Being brave and courageous is a formidable task – at least it is for me – but I don’t want fear to steal my happiness or my integrity. I don’t want to develop the equivalent of an autoimmune disease.
Autoimmune diseases occur when our immune cells attack our own body by mistake. When I become hateful, jealous, greedy, dishonest (or any other adjective indicating a breakdown in my morals), I am attacking my own character. I need to keep my spiritual self healthy so I can fight off transgressions that tempt me because I’m afraid. Gandhi said, “The enemy is fear. We think it is hate; but, it is fear.”
The virtue of forgiveness is impossible to genuinely pursue when we are fearful. We can’t let go of a painful event if we are frightened that it will occur in the future. If I’m hurt by someone and don’t know how to prevent that pain going forward, I will hold onto it until I understand it and can figure out how to reduce it. If I don’t trust myself, I need to determine how to regain self-respect, so I don’t keep torturing myself with shame and regret.

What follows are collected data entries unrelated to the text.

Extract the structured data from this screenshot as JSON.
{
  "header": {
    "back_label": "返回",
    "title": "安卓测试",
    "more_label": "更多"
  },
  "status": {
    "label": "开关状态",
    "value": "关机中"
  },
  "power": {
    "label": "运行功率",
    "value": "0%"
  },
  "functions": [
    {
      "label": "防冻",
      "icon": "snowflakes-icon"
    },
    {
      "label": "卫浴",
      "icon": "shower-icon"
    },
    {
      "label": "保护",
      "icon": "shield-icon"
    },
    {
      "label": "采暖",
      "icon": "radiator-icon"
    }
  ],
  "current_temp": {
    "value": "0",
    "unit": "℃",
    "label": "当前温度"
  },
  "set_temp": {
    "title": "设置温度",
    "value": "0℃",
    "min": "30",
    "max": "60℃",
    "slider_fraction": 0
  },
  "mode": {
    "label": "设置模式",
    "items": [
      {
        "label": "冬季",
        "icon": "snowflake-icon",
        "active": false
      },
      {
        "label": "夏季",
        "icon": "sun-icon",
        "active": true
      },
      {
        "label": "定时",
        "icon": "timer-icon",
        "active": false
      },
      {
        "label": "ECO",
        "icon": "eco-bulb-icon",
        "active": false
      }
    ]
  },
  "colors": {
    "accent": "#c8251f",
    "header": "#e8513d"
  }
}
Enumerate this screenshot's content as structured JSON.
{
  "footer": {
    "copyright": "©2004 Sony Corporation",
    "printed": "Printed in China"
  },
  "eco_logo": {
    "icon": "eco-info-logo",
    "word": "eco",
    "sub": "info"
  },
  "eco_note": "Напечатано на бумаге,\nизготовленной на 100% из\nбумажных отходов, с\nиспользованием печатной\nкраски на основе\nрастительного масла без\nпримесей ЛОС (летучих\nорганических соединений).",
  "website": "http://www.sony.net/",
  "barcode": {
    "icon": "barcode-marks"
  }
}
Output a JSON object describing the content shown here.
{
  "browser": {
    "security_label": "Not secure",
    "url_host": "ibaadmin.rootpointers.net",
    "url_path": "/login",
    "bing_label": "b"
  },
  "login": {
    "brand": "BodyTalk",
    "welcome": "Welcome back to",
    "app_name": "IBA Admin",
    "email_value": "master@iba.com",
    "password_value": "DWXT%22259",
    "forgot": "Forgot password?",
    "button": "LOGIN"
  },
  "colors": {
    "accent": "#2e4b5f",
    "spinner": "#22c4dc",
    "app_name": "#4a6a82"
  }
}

Actress Betty White said, “You don’t luck into integrity. You work at it.” We have to work at virtues, just like we work at a healthy diet or skill building. The potential is there, but we fool ourselves if we believe integrity develops without effort and a generous dose of humility.

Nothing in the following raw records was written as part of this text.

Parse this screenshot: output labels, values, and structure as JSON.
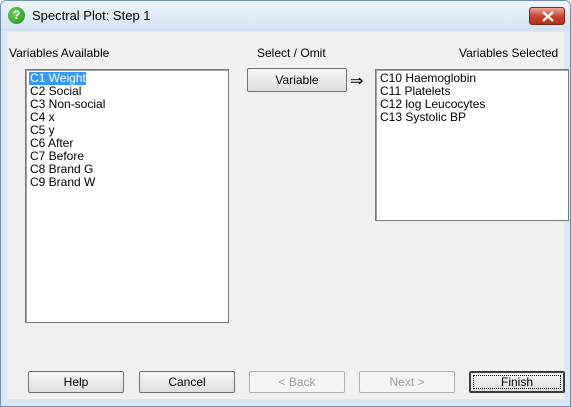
{
  "window": {
    "title": "Spectral Plot: Step 1",
    "title_icon": "help-question-icon",
    "title_icon_glyph": "?",
    "close_icon": "close-icon"
  },
  "labels": {
    "available": "Variables Available",
    "select_omit": "Select / Omit",
    "selected": "Variables Selected"
  },
  "variable_button": "Variable",
  "transfer_arrow": "⇒",
  "available_list": {
    "items": [
      "C1 Weight",
      "C2 Social",
      "C3 Non-social",
      "C4 x",
      "C5 y",
      "C6 After",
      "C7 Before",
      "C8 Brand G",
      "C9 Brand W"
    ],
    "selected_index": 0
  },
  "selected_list": {
    "items": [
      "C10 Haemoglobin",
      "C11 Platelets",
      "C12 log Leucocytes",
      "C13 Systolic BP"
    ]
  },
  "buttons": {
    "help": "Help",
    "cancel": "Cancel",
    "back": "< Back",
    "next": "Next >",
    "finish": "Finish"
  },
  "colors": {
    "selection": "#3399ff",
    "close_button": "#c8412a"
  }
}
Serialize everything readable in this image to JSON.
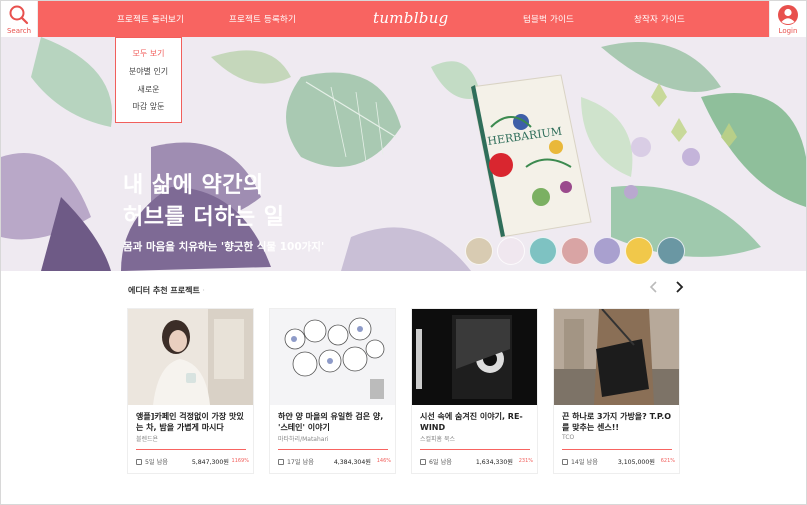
{
  "header": {
    "search_label": "Search",
    "login_label": "Login",
    "logo": "tumblbug",
    "nav": [
      {
        "label": "프로젝트 둘러보기"
      },
      {
        "label": "프로젝트 등록하기"
      },
      {
        "label": "텀블벅 가이드"
      },
      {
        "label": "창작자 가이드"
      }
    ],
    "accent_color": "#f86461"
  },
  "dropdown": {
    "items": [
      {
        "label": "모두 보기",
        "active": true
      },
      {
        "label": "분야별 인기",
        "active": false
      },
      {
        "label": "새로운",
        "active": false
      },
      {
        "label": "마감 앞둔",
        "active": false
      }
    ]
  },
  "hero": {
    "title_line1": "내 삶에 약간의",
    "title_line2": "허브를 더하는 일",
    "subtitle": "몸과 마음을 치유하는 '향긋한 식물 100가지'",
    "book_title": "HERBARIUM",
    "thumbnail_count": 7
  },
  "section": {
    "title": "에디터 추천 프로젝트",
    "prev_icon": "chevron-left-icon",
    "next_icon": "chevron-right-icon"
  },
  "cards": [
    {
      "title": "앵플]카페인 걱정없이 가장 맛있는 차, 밤을 가볍게 마시다",
      "author": "블렌드욘",
      "days": "5일 남음",
      "amount": "5,847,300원",
      "percent": "1169%",
      "progress": 1.0
    },
    {
      "title": "하얀 양 마을의 유일한 검은 양, '스테인' 이야기",
      "author": "마타하리/Matahari",
      "days": "17일 남음",
      "amount": "4,384,304원",
      "percent": "146%",
      "progress": 1.0
    },
    {
      "title": "시선 속에 숨겨진 이야기, RE-WIND",
      "author": "스컬피흠 북스",
      "days": "6일 남음",
      "amount": "1,634,330원",
      "percent": "231%",
      "progress": 1.0
    },
    {
      "title": "끈 하나로 3가지 가방을? T.P.O를 맞추는 센스!!",
      "author": "TCO",
      "days": "14일 남음",
      "amount": "3,105,000원",
      "percent": "621%",
      "progress": 1.0
    }
  ]
}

We use our rational brain to fight fear and hate, but we’re also going to need love – love for all humankind, including ourselves. The Roman poet Virgil, around 37 BCE wrote in “Eclogues” that, “Love conquers all; let us surrender to love.” The Bible, 1 John 4:18, counsels us that, “Perfect love casts out fear.” Contemporary author Lorin Morgan-Richards wrote, “Love conquers the temporary hold of fear and hate. Inhumanity is a loop without it.” Throughout the ages, we’ve been advised to love one another, not fear one another.

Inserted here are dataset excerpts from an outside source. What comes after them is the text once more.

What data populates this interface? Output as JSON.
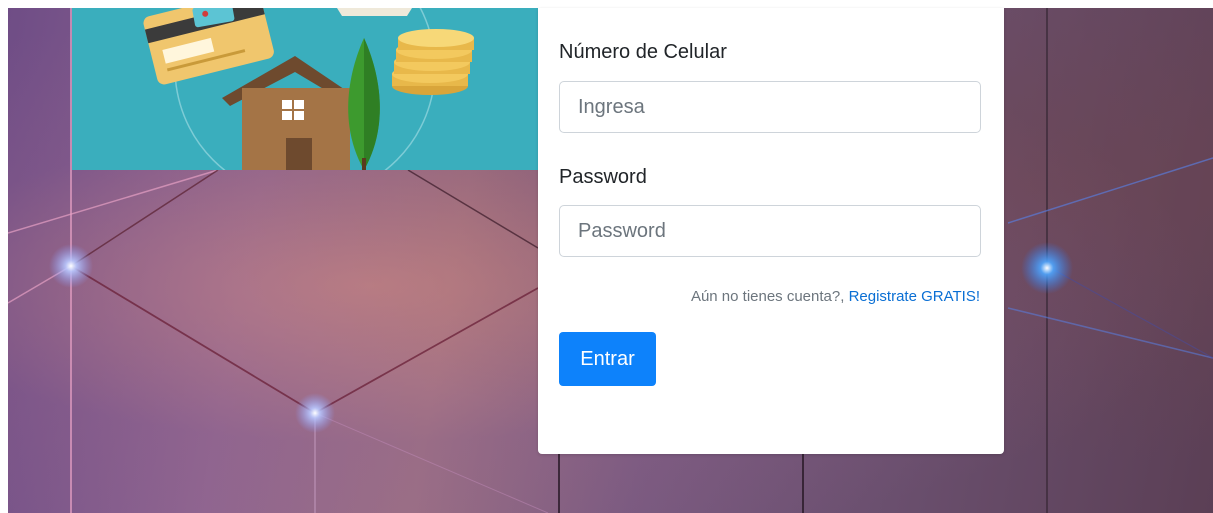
{
  "form": {
    "phone_label": "Número de Celular",
    "phone_placeholder": "Ingresa",
    "password_label": "Password",
    "password_placeholder": "Password",
    "register_prompt": "Aún no tienes cuenta?,",
    "register_link": "Registrate GRATIS!",
    "submit_label": "Entrar"
  },
  "colors": {
    "primary_button": "#0d82fb",
    "link": "#0a6fd4",
    "illustration_bg": "#3aaebd"
  },
  "icons": [
    "credit-card-icon",
    "house-icon",
    "tree-icon",
    "coins-icon",
    "envelope-icon"
  ]
}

A love for humankind, also known as agape love, is what unites and heals us. But human history testifies to how difficult it is to embrace. It requires compassion, which I think of as empathy with action. We not only strive to take the perspective and feel the emotions of another, we desire to let that understanding guide us.
When I’m fearful, I’m imprisoned in my own ego because I erect a wall that keeps out compassion. Shifting my perspective allows me to conquer my fear. For example, I was angry with someone recently because, in my mind, they were being arrogant and disrespectful to me. Whether they were or were not wasn’t the issue in my response. I reminded myself their behavior was a reflection on them, not me. Then I chose to be compassionate and consider what they were fearing – what their struggle was – and planned my response accordingly. The outcome was far better than had I given in to the allergy I was forming.
My fear sometimes stems from a lack of compassion for myself. I worry I will say or do something wrong. If I remind myself that it’s okay to say or do something that doesn’t meet expectations, I can relax, show myself self-love, and prevent my fears from harming me.
Autoimmune diseases are caused by a combination of genetics and environment. The same is true about our behaviors. Genetics provides us with a system that allows us to protect and defend ourselves and we can be grateful for that. But we can be especially thankful that we have it in our power to control our fears.
As Winston Churchill said, “Fear is a reaction. Courage is a decision.”